On a Caribbean island, young and innocent Manuela (Judy Garland) dreams her foolish dreams of the dashing, brave, romantic pirate, Mack, the black macoco. Alas, Manuela is an orphan, living with her aunt and uncle who are loving but who have suffered financial reverses. They tell Manuela that they have arranged for her to marry in a few days the powerful and wealthy mayor of their town, Don Pedro Vargas (Walter Slezak). But then some traveling players arrive, led by Serafin (Gene Kelly), juggler, conjurer, singer and dancer, a dark, curly-haired rogue who oozes macho charm.

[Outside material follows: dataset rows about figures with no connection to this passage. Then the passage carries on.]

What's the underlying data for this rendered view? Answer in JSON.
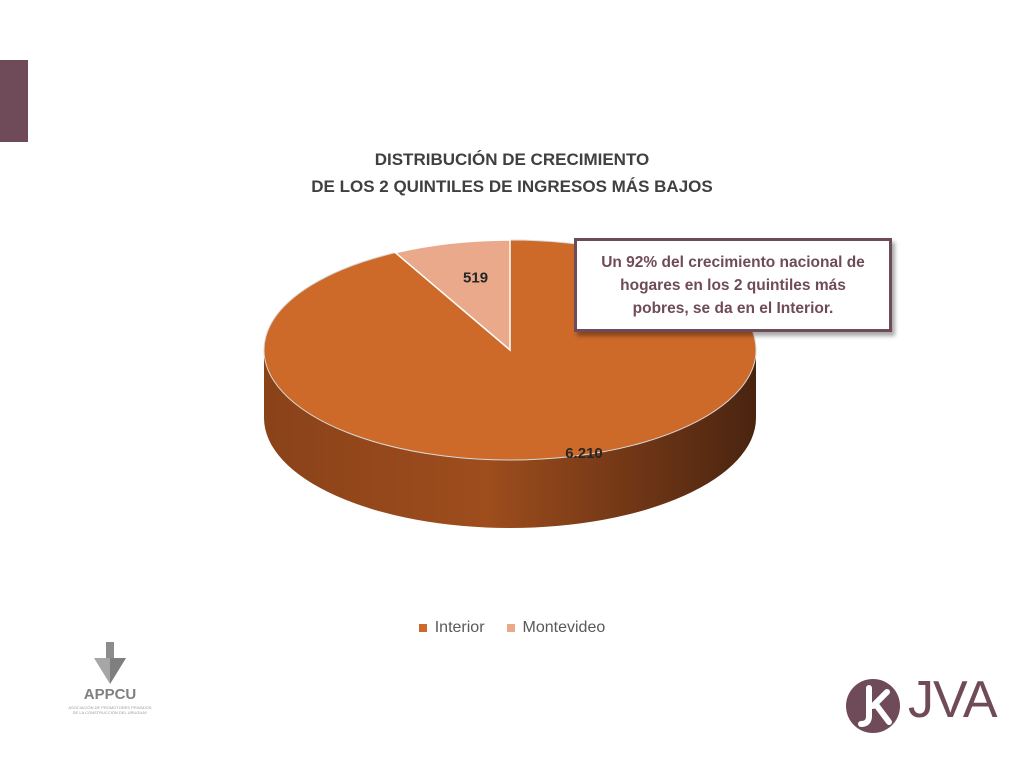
{
  "chart_data": {
    "type": "pie",
    "title": [
      "DISTRIBUCIÓN DE CRECIMIENTO",
      "DE LOS 2 QUINTILES DE INGRESOS MÁS BAJOS"
    ],
    "categories": [
      "Interior",
      "Montevideo"
    ],
    "values": [
      6210,
      519
    ],
    "data_labels": [
      "6.210",
      "519"
    ],
    "colors": [
      "#cd6a2a",
      "#e9a98a"
    ],
    "legend_placement": "bottom",
    "style": "3d"
  },
  "callout": {
    "text": "Un 92% del crecimiento nacional de hogares en los 2 quintiles más pobres, se da en el Interior."
  },
  "logos": {
    "left": {
      "name": "APPCU",
      "subtitle": "ASOCIACIÓN DE PROMOTORES PRIVADOS DE LA CONSTRUCCIÓN DEL URUGUAY"
    },
    "right": {
      "name": "JVA"
    }
  },
  "colors": {
    "accent": "#6f4b5a"
  }
}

He woos, wins and leaves all the beautiful women he meets, all of whom he simply calls nina. Well, of course, Manuela and Serafin will meet. He falls in love, she resists and Don Pedro is furious. By the end of the movie we learn a great deal about Mack the Black and who he is, we learn about love and stage folks and, of course, that talent and love must have their way.

For a musical with songs by Cole Porter starring Garland and Kelly, The Pirate turns into a bit of a slog. Fifty minutes into the 101-minute movie and we've experienced only two songs. Minnelli evidently thought that the rococo-tinged acting, especially by Kelly, combined with lavish velvet dresses and Carmen-Miranda turbans for the women, harlequin tights for the men, exploding purple and scarlet smoke bombs and flaming torches in every night scene would wow us groundlings.